Aims: To review the present knowledge about congenital toxoplasmosis in South America and to advance some hypothesis for future research. Source of data: Medline and Scielo database search for papers reporting clinical characteristics of cohorts of children in South America and comparative studies between South America and other continents. Summary of findings: Systematic analysis of primary data obtained during screening programs showed that the risk of ocular lesions in congenital toxoplasmosis was much higher in the South American cohorts (47%; 18/38) than in Europe (14%, 79/550). The crude risk of intracranial lesions was much higher in the cohorts from South America (53%, 20/38) than those from Europe (9%, 49/550). In a Colombian cohort it was found 11% of mortality. Additionally, a comparative prospective cohort of congenitally infected children from Brazil and Europe found that in Brazilian children eye lesions were larger, more numerous and more likely to affect the area of the retina responsible for central vision that their counterpart in Europe. The presence of Toxoplasma strains genetically different to those found in North America and Europe could explain the higher severity of congenital toxoplasmosis in South America. Conclusions: Congenital toxoplasmosis in South America seems to be more frequent and infected children are more symptomatic than in Europe and in North America. Research for new drugs and candidate vaccines are a priority to improve indicators of health in children of South America.

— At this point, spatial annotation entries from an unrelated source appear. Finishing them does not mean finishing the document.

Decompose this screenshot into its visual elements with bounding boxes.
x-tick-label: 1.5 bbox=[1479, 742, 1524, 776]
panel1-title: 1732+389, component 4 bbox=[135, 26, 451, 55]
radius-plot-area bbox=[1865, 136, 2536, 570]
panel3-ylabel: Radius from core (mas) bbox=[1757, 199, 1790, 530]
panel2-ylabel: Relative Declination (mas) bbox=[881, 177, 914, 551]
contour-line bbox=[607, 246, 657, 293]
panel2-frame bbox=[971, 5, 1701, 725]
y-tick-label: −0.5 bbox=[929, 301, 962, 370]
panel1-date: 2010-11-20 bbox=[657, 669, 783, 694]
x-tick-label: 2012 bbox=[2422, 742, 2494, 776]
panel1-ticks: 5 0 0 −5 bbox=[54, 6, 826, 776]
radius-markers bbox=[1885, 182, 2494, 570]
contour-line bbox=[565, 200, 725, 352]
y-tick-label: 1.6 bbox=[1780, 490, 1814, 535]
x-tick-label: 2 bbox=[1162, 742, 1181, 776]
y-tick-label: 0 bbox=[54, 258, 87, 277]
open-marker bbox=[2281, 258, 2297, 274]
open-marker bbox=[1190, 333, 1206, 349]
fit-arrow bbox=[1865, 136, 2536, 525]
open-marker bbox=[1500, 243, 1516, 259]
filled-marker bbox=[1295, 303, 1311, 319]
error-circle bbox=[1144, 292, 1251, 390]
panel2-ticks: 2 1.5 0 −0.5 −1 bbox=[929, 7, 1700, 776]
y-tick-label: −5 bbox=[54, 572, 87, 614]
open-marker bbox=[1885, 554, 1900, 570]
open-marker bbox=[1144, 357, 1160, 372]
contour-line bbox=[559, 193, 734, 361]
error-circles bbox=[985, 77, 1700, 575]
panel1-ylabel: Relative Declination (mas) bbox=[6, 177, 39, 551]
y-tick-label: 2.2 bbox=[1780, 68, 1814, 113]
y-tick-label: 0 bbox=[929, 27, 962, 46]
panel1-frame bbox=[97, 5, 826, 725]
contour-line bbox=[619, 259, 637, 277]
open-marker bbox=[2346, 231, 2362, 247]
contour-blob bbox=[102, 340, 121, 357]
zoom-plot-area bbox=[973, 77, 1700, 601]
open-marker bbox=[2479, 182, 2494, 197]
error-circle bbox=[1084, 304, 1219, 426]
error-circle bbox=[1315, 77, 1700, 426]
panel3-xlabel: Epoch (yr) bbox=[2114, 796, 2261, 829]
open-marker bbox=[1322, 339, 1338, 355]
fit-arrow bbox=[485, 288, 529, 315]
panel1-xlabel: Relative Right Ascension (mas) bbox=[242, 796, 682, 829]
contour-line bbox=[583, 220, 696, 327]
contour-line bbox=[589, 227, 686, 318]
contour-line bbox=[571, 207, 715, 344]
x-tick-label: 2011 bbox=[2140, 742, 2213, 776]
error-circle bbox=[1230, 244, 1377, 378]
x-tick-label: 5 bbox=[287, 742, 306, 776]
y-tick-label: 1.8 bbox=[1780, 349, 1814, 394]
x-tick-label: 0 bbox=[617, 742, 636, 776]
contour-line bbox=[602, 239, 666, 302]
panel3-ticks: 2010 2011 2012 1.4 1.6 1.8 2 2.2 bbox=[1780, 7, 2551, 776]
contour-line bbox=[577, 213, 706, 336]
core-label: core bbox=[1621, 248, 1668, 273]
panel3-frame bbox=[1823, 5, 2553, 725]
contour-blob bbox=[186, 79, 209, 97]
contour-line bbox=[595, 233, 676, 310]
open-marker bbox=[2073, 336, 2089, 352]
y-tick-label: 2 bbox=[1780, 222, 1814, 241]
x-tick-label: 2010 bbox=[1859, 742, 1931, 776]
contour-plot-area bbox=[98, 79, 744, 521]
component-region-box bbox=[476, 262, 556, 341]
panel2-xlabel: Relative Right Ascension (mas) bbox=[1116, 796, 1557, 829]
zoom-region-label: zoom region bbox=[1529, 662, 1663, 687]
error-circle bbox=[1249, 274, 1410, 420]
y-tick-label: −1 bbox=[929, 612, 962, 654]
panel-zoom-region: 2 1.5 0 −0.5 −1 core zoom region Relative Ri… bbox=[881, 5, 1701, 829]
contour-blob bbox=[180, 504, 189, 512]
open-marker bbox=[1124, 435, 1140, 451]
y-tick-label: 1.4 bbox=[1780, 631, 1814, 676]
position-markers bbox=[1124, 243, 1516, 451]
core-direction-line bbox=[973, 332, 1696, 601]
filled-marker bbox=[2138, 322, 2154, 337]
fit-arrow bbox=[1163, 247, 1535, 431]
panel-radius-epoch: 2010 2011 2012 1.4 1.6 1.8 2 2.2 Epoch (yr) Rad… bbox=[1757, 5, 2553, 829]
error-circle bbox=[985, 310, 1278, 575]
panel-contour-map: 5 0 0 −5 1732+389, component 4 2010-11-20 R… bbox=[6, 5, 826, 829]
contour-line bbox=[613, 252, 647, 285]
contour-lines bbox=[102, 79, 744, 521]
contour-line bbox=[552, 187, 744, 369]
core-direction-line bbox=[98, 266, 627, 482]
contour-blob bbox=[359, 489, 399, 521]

Objetivos: revisar o conhecimento atual sobre toxoplasmose congênita na América do Sul e traçar algumas hipóteses para futura pesquisa. Fonte de dados: busca nas bases de dados Pubmed e Scielo por artigos sobre características clínicas de coortes de crianças com toxoplasmose congênita na América do Sul e estudos comparativos entre América do Sul e outros continentes. Síntese dos dados: uma análise sistemática de dados primários obtidos durante programas de triagem mostrou que o risco de lesões oculares foi muito maior na coorte de crianças da América do Sul (47%, 18/38) do que nas européias (14%, 79/550). O risco bruto de lesões intracranianas foi muito maior na coortes da América do Sul (53%, 20/38) do que nas da Europa (9%, 49/550). Em uma coorte colombiana constatou-se 11% de mortalidade. Adicionalmente, uma coorte prospectiva, que comparou crianças com toxoplasmose congênita do Brasil e da Europa, mostrou que nas crianças brasileiras as lesões oculares foram maiores, mais numerosas e com maior probabilidade de atingir o polo posterior da retina do que nas européias. A presença de cepas de Toxoplasma gondii diferentes das da Europa e dos Estados Unidos pode explicar a maior gravidade da toxoplasmose congênita na América do Sul. Conclusões: a toxoplasmosis congênita na América do Sul parece ser mais frequente e as crianças infectadas são mais sintomáticas do que na Europa e na América do Norte. A pesquisa sobre novas drogas e vacinas deve ser prioritária, para melhorar os indicadores de saúde nas crianças da América do Sul.